I must have looked like something out of Dickens. Somewhere between
Fagan, Quasimodo, Albert Einstein and John the Baptist. The car was
full of passengers. I approached her and said that I would like her to
pose for a record cover for Eric Clapton's new band. Everyone in the
car tensed up.

She said, "Do I have to take off my clothes?" My answer was yes. I
gave her my card and begged her to call. I would have to ask her
parent's consent if she agreed. When I got to Stigwood's office I
called the flat and said that if this girl called not to let her off
the phone without getting her phone number. When I returned she had
called and left her number.


Stanley Mouse (Miller), my close friend and one of the five
originators of psychedelic art in San Francisco was holed up at the
flat. He helped me make a layout and we headed out to meet with the
girl's parents. It was a Mayfair address. This was a swank part of
town, class in the English sense of the word.
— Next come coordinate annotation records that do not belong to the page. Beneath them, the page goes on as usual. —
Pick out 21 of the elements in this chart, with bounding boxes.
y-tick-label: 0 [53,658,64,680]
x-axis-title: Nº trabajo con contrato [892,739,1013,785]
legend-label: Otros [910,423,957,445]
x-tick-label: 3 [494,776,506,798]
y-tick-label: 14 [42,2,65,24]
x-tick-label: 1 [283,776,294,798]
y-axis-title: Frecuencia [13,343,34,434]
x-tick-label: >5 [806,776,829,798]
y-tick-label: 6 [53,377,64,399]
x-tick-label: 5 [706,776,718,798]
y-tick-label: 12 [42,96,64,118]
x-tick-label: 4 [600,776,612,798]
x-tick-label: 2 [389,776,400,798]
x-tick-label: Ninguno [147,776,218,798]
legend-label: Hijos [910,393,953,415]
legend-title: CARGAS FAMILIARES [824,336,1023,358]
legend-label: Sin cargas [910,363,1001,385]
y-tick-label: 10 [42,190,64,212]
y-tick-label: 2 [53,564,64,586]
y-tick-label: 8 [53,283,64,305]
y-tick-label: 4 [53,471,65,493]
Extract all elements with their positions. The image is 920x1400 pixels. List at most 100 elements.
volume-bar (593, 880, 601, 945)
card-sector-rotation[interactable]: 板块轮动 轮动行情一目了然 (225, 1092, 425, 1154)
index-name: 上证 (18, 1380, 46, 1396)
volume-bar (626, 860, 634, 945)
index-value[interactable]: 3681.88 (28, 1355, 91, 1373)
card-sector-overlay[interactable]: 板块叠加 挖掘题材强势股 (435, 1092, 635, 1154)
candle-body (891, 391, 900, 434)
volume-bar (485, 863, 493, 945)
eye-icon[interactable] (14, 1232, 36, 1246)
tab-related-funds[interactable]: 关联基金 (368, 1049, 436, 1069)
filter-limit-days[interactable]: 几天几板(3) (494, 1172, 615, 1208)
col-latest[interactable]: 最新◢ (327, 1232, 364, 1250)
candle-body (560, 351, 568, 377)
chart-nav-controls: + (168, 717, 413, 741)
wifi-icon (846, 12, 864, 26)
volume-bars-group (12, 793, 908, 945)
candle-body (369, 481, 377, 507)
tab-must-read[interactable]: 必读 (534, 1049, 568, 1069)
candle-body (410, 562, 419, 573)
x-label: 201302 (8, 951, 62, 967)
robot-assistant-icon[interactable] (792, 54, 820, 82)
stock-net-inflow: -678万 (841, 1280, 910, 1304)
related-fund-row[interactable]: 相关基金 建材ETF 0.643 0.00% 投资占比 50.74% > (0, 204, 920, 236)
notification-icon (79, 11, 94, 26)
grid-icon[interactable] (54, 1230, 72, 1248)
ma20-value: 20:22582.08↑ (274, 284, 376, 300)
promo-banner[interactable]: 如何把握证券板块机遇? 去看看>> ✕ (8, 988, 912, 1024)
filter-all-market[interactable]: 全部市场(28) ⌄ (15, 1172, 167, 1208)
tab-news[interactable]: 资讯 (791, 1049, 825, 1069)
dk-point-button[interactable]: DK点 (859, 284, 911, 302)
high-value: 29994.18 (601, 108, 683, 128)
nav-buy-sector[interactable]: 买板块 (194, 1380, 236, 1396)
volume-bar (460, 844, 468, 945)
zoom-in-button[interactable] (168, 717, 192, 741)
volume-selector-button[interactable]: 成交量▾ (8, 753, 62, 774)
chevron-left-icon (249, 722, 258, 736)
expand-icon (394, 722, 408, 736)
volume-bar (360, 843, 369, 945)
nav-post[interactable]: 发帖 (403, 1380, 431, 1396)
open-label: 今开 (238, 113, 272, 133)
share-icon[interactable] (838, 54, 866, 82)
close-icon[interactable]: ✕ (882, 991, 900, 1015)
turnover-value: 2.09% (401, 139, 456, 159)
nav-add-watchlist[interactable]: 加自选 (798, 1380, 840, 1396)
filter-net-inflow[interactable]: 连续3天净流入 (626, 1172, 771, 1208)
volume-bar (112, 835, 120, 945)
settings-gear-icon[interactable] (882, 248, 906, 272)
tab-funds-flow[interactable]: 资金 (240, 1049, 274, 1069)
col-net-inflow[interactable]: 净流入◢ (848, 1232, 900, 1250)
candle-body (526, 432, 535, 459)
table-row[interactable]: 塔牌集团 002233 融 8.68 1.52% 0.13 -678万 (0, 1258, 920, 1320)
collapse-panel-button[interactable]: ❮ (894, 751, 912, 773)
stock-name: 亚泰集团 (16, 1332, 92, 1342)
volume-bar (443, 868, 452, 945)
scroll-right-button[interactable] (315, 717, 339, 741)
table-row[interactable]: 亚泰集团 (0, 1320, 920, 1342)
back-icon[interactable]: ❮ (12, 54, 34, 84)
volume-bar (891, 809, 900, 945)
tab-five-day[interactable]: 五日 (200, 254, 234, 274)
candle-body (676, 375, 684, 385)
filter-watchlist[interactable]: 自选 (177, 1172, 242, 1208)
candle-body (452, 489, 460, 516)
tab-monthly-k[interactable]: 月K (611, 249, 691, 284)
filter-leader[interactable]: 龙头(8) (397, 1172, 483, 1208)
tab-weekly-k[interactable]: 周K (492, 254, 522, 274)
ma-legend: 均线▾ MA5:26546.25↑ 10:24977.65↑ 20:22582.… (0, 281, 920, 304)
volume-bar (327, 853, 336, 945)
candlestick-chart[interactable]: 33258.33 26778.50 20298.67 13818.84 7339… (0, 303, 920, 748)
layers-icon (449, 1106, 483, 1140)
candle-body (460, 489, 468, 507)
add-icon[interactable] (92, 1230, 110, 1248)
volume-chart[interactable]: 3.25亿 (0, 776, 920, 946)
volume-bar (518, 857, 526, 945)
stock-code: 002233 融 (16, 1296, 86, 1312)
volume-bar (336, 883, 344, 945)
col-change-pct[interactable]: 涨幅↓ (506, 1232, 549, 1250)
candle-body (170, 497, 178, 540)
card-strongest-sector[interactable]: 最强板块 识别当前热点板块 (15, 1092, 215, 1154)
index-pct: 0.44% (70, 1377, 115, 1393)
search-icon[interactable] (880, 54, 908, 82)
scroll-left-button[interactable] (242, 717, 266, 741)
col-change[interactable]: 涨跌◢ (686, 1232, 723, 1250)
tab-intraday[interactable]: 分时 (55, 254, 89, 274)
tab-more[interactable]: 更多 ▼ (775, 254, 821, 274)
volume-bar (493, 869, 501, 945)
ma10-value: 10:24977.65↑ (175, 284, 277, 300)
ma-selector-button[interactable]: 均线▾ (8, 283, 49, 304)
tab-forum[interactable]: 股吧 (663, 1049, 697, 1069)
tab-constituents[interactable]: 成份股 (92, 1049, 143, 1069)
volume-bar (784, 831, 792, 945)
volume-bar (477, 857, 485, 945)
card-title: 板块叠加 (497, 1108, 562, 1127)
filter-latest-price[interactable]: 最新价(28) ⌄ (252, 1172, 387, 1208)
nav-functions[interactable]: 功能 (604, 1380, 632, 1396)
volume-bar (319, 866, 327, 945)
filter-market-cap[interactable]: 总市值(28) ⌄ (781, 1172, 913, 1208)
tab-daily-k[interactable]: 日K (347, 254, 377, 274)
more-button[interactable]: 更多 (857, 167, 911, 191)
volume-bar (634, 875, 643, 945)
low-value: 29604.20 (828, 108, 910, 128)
Mouse and I made our presentation, I told my story, the parents
agreed. The girl on the tube train would not be the one, she was shy,
she had just passed the point of complete innocence and could not
pose. Her younger sister had been saying the whole time, "Oh Mommy,
Mommy, I want to do it, I want to do it." She was glorious sunshine.
Botticelli's angel, the picture of innocence, a face which in a brief
time could launch a thousand space ships.

We asked her what her fee should be for modeling, she said a young
horse. Stigwood bought one for her. I called the image "Blind Faith"
and Clapton made that the name of the band. When the cover was shown
in the trades it hit the market like a runaway train, causing a storm
of controversy. At one point the record company considered not
releasing the cover at all. It was Eric Clapton who fought for it. It
was Eric who elected to not print the name of the band on the cover.
This had never been done before. The name was printed on the wrapper,
when the wrapper came off, so did the type.

This was an image created out of ferment and storm, out of revolution
and chaos. It was an image in the mind of one who strove for that
moment of glory, that blinding flash of singular inspiration. To etch
an image on a stone in our cultural wall with the hope that the wall
will last. To say with his heart and his eyes, at a time when it
mattered, this is what I feel. It was created out of and a wish for a
new beginning. It was created out of hope and a wish for a new
beginning. Innocence propelled by BLIND FAITH."